[PREMIERE SCREENING: Friday, Jan. 16, 6:00 pm -- Screening Room, Sundance Resort]
A lot gets tossed around these days about how new technology is changing the nature of storytelling. The ability of the audience to use technology to influence how a story unfolds is considered novel, complete with all the symptoms that characterize a fresh idea with legs. But one look at Nollywood, Nigeria’s grassroots film industry, now the third biggest in the world and the main subject of our film
Nollywood Babylon, paints a different picture.
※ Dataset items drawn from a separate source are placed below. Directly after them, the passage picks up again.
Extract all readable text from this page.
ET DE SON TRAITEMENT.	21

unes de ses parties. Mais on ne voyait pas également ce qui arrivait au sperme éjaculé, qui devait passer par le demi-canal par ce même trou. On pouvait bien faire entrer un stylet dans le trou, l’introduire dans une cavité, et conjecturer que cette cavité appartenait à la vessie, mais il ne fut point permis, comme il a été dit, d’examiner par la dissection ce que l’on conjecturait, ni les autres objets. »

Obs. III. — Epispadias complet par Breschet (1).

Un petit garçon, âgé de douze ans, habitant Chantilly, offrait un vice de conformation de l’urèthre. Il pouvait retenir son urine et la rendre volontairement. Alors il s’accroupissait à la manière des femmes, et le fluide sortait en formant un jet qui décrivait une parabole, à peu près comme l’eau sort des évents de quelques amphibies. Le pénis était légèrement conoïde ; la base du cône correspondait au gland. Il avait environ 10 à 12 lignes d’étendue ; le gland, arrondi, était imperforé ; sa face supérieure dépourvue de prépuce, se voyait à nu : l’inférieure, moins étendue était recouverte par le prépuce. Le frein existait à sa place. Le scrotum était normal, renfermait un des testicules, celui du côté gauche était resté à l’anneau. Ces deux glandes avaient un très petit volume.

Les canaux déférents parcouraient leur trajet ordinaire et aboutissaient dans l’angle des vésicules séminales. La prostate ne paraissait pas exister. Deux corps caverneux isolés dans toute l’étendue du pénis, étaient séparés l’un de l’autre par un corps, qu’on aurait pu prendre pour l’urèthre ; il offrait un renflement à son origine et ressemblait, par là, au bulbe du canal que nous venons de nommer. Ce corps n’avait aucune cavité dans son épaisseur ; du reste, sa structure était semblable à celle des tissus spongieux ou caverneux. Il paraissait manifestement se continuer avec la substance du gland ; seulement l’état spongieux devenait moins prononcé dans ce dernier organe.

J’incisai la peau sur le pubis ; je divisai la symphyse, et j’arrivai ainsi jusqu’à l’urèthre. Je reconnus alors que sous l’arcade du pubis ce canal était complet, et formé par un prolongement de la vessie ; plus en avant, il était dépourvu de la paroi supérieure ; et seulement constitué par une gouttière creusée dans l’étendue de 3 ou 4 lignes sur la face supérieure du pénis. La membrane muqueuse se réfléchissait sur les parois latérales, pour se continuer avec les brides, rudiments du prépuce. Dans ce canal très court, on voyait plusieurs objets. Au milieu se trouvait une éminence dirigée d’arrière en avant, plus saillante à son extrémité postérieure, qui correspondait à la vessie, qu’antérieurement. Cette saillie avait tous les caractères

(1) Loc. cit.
Nollywood’s approach emphasizes the immediate: shoot a film in a week, sell it in the market a few weeks later. When we first started our research, watching tons of Nollywood movies, a lot of them seemed seriously lacking in the basic ingredients of narrative. With apologies to the Seinfeld clan, it was baffling how two or three characters could talk about nothing for an entire scene.
But traveling to Lagos changed everything. Lagosians were eating these films up, in many cases watching three or four a day. We were obviously missing something.
As Lancelot, the director we follow, points out, in Africa, the grammar of oral storytelling is familiar to everyone. The storytellers’ job is to plant an idea in the audience’s mind, not actually represent the idea themselves. That’s for the audience to decide. The audience is the author.
For Lancelot and many others, Hollywood is “fake” because it uses the techniques of cinema to construct a reality that is completely foreign to them. It imposes its own vision of the world onto its audience. Nollywood does the exact opposite, and so for millions of people who watch Nollywood films across the globe, Nollywood is real because Nollywood give its audience the freedom to create the story from their own experience.
So remixing, ripping, sampling — whatever you want to call it — is nothing new. It only seems new to us because we are used to being so far removed from our storytellers. And that’s the number one thing that technology has done for stories is to bring their tellers closer to their audience. Shame on us for once again thinking of something as new that in other parts of the world they have been doing for years.